Версия Шершеневича со всеми своими подробностями выглядит довольно живо, но не достоверно. Главный ее недостаток заключается в отсутствии мотивировок. Шершеневич не объясняет, почему Игорь-Северянин, у которого в Москве было довольно много знакомых, пригласил в ресторан на поэтическую элоквенцию совершенно незнакомых ему людей. Кроме того, поэт никогда не назвал бы себя Игорем Васильевичем Северяниным. Версия Бенедикта Лившица выглядит более осмысленно и, таким образом, более правдоподобно.

Как бы там ни было, но уже 2 ноября 1913 года Игорь-Северянин и Владимир Маяковский вместе с Николаем Бурлюком, Велимиром Хлебниковым и Василиском Гнедовым выступают на вечере в Петербургском женском медицинском институте.

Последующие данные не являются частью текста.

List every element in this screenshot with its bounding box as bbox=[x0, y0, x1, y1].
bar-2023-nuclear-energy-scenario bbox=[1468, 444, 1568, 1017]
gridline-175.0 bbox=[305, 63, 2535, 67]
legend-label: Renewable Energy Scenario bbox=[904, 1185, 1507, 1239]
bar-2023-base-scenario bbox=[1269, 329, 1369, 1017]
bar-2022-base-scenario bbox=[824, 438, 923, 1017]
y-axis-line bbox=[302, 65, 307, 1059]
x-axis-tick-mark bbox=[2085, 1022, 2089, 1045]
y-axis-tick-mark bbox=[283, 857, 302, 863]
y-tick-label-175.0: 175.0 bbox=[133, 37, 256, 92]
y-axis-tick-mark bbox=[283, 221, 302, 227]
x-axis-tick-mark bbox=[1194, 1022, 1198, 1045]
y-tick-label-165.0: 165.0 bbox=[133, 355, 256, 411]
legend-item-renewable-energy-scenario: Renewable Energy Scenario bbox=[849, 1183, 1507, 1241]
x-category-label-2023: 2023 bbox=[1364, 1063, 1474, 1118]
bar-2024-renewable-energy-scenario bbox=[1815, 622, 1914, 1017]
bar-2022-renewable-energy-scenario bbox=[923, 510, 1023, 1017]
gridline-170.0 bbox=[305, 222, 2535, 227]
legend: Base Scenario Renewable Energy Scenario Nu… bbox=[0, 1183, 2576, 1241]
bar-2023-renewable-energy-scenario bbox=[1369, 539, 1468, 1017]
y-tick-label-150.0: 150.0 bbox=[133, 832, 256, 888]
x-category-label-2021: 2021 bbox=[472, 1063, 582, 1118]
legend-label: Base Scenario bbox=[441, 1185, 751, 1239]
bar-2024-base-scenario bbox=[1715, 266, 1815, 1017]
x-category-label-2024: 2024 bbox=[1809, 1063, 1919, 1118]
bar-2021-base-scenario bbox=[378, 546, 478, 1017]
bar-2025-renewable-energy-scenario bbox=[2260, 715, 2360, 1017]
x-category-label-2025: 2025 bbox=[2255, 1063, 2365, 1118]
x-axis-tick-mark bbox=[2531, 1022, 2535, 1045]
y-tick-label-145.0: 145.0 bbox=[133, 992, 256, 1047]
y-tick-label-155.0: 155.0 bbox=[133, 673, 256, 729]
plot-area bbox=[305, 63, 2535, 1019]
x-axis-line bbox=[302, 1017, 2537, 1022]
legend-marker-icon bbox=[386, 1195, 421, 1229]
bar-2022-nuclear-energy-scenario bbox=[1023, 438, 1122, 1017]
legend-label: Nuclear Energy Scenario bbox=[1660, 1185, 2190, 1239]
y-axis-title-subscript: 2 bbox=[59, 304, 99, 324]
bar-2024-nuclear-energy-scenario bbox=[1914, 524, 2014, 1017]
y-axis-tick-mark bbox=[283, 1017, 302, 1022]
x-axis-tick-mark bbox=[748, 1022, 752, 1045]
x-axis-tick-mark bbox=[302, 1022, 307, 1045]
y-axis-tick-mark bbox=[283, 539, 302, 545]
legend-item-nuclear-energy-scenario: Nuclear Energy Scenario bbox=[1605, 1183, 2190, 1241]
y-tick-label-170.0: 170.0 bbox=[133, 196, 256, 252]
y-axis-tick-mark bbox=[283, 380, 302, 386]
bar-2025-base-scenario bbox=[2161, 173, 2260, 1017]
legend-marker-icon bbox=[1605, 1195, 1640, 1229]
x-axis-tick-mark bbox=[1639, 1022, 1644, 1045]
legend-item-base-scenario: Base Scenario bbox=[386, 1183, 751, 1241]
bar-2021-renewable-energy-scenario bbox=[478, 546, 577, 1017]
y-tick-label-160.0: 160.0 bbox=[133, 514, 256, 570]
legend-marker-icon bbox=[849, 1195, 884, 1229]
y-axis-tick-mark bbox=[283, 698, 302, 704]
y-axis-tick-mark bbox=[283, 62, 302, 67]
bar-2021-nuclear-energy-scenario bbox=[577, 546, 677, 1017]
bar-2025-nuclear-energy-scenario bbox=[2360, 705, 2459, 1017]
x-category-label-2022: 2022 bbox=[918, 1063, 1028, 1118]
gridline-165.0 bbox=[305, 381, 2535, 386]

Биограф Маяковского Василий Катанян9 умалчивает об этом выступлении Маяковского в Петербурге, хотя нет никаких сомнений в том, что ему были хорошо известны воспоминания и Бенедикта Лившица, и Софии Шамардиной, и Корнея Чуковского. Кстати, именно на этом вечере Чуковский познакомил Маяковского и Шамардину. Из медицинского института они втроем отправились в «Бродячую собаку», где и провели остаток вечера с сотрудниками журнала «Сатирикон». Причем Чуковский заметно ревновал Маяковского к Сонке. Маяковский вызвался проводить Шамардину домой на Васильевский остров, но молодые люди почему-то оказались в гостях у Велимира Хлебникова, которого друг Володя заставил до утра читать стихи. Так прошла эта ночь. С тех пор встречи Маяковского и Шамардиной стали регулярными10.

По словам Шамардиной, ее и Маяковского часто принимали за брата с сестрой, из-за чего возникали сложности, омрачавшие отношения. Внешняя неопределенность отношений часто давала Маяковскому повод для ревности. Сонке эта игра в брата и сестру, видимо, нравилась, поскольку помогала скрывать интимные отношения с Маяковским и, одновременно, продолжать полет в грезоломню с Игорем-Северяниным, который, естественно, ни о чем не догадывался. Несмотря на свой юный возраст, София Сергеевна уже тогда была опытной интриганкой и вскоре с блеском это доказала.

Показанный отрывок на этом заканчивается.